There is no guarantee that the fund will achieve a positive return over the longer term or any other time period and investors' capital is at risk.

The value of any investment, and any income from it, can rise and fall with movements in stockmarkets, currencies and interest rates. These can move irrationally and can be affected unpredictably by diverse factors, including political and economic events. This could mean that you won’t get back the amount you originally invested.

The fund’s past performance should not be considered a guide to future returns.

The fund will use derivatives (financial instruments whose value is linked to the expected price movements of an underlying asset) for investment purposes, including taking long and short positions, and may use borrowing from time to time. It may also invest in derivatives to protect the value of the fund, reduce costs and/or generate additional income. Investing in derivatives also carries risks, however. In the case of a ‘short’ position, for example, where the fund aims to profit from falling prices, if the price of the underlying asset rises in value, the fund will lose money.

The fund may hold large cash deposits with the aim of protecting the value of the fund. This can mean that, when markets are rising, the return on your investment will be less than if it were fully invested in other types of asset.

The costs and benefits of currency hedging transactions will apply to hedged shares.

Artemis Fund Managers Limited is entitled to a performance fee calculated as 20% of any outperformance of the share class against the greater of the LIBOR 3 month index (in the relevant currency) or zero.

The performance fee is accrued daily but only charged at the end of the fund's financial year if conditions are met. Any underperformance will be carried forward into the next financial year and must be recovered before any performance fee can be paid.

The additional expenses of the fund are currently capped at 0.25%. This has the effect of capping the ongoing charge for the class I shares issued by the fund at 1%. Artemis reserves the right to remove the cap without notice.

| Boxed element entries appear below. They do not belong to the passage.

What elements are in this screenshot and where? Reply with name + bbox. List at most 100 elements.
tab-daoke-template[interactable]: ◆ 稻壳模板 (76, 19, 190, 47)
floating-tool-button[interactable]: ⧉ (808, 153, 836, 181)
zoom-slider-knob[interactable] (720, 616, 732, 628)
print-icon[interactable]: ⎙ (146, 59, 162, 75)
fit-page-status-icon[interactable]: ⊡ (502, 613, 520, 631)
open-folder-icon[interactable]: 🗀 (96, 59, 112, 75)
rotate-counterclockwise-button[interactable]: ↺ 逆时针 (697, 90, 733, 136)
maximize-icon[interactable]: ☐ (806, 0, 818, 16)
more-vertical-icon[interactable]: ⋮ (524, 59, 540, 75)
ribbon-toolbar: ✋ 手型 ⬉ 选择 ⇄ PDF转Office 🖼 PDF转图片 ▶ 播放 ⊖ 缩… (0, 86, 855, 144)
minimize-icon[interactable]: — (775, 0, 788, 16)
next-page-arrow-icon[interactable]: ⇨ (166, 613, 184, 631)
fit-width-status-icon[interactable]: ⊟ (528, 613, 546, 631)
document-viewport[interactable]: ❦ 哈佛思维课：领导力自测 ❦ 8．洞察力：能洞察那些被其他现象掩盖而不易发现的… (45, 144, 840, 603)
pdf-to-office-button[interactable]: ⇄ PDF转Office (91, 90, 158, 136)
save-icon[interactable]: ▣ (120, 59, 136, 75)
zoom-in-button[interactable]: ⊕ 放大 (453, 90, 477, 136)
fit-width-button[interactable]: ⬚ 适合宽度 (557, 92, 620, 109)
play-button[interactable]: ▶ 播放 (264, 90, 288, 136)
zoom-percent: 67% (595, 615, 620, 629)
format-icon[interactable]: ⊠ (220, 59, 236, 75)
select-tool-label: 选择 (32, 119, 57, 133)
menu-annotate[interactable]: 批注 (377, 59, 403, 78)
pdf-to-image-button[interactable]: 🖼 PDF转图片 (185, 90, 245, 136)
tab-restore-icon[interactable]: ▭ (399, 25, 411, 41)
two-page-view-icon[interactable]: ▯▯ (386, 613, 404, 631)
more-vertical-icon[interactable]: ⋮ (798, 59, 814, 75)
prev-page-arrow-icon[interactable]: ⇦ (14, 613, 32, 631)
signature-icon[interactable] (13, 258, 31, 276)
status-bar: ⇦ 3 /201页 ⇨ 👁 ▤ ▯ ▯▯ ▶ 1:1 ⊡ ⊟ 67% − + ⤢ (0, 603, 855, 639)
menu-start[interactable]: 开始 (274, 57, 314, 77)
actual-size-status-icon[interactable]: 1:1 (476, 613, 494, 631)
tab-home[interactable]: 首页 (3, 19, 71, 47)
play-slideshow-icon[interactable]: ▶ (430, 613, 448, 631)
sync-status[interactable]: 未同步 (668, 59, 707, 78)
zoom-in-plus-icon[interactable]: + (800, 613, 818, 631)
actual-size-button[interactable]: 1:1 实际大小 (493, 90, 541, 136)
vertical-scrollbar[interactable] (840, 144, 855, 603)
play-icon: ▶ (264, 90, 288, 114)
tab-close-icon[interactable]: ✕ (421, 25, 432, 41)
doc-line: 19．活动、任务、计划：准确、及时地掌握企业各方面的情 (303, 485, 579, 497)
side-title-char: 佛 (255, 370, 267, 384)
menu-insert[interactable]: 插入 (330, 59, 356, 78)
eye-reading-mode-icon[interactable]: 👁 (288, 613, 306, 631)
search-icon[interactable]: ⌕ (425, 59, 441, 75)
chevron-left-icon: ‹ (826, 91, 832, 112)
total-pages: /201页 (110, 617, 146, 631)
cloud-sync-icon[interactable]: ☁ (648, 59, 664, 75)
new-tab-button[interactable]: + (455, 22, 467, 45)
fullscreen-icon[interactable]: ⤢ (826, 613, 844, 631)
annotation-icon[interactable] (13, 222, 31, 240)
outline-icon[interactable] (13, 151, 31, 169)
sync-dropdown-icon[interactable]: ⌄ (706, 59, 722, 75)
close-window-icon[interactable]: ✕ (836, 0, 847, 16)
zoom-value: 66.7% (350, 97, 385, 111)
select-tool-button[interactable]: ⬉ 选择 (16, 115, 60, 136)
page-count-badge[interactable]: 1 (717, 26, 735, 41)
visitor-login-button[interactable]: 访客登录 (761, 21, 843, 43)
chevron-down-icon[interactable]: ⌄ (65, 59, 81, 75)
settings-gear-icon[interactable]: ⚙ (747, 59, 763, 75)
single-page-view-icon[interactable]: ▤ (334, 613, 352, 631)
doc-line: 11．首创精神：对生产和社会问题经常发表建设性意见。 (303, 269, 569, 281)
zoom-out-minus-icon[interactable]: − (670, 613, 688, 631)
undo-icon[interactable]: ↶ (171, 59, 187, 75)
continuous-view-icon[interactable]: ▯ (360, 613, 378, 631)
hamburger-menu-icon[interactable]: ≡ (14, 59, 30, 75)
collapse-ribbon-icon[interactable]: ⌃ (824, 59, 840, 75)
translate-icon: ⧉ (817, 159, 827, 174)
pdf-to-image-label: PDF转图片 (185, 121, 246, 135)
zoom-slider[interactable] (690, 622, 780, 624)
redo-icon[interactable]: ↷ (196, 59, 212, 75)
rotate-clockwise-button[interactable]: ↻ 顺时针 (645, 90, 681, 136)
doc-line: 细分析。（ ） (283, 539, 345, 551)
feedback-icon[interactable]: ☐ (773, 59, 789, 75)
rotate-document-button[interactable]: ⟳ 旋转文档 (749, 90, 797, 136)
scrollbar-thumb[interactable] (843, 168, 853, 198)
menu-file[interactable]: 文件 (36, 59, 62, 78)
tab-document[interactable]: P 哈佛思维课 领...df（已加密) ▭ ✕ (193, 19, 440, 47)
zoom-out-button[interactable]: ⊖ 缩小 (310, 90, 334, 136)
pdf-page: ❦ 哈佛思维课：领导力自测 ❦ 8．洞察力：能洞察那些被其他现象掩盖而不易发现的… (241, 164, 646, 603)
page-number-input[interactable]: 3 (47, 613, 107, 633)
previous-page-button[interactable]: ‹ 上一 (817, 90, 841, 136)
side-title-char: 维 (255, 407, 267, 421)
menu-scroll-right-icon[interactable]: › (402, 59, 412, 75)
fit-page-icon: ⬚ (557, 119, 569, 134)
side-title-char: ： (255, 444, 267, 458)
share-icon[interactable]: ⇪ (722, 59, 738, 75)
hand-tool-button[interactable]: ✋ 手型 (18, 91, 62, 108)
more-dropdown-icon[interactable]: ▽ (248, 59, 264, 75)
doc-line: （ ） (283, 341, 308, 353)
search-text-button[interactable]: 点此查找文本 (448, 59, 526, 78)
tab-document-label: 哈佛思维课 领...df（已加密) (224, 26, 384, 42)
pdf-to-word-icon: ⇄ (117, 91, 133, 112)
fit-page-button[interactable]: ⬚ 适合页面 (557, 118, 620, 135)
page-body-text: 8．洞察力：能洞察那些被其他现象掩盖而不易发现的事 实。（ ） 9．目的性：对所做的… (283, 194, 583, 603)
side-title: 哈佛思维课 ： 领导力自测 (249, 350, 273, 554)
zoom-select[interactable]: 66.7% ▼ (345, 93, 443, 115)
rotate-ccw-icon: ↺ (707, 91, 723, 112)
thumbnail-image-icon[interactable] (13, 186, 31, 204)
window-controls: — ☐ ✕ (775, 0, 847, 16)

The historic yield reflects distribution payments declared by the fund over the previous year as a percentage of its mid-market unit/share price. It does not include any preliminary charge. Investors may be subject to tax on the distribution payments that they receive.

Any research and analysis in this communication has been obtained by Artemis for its own use. Although this communication is based on sources of information that Artemis believes to be reliable, no guarantee is given as to its accuracy or completeness.

Any forward-looking statements are based on Artemis’ current expectations and projections and are subject to change without notice.

Issued by Artemis Fund Managers Ltd which is authorised and regulated by the Financial Conduct Authority.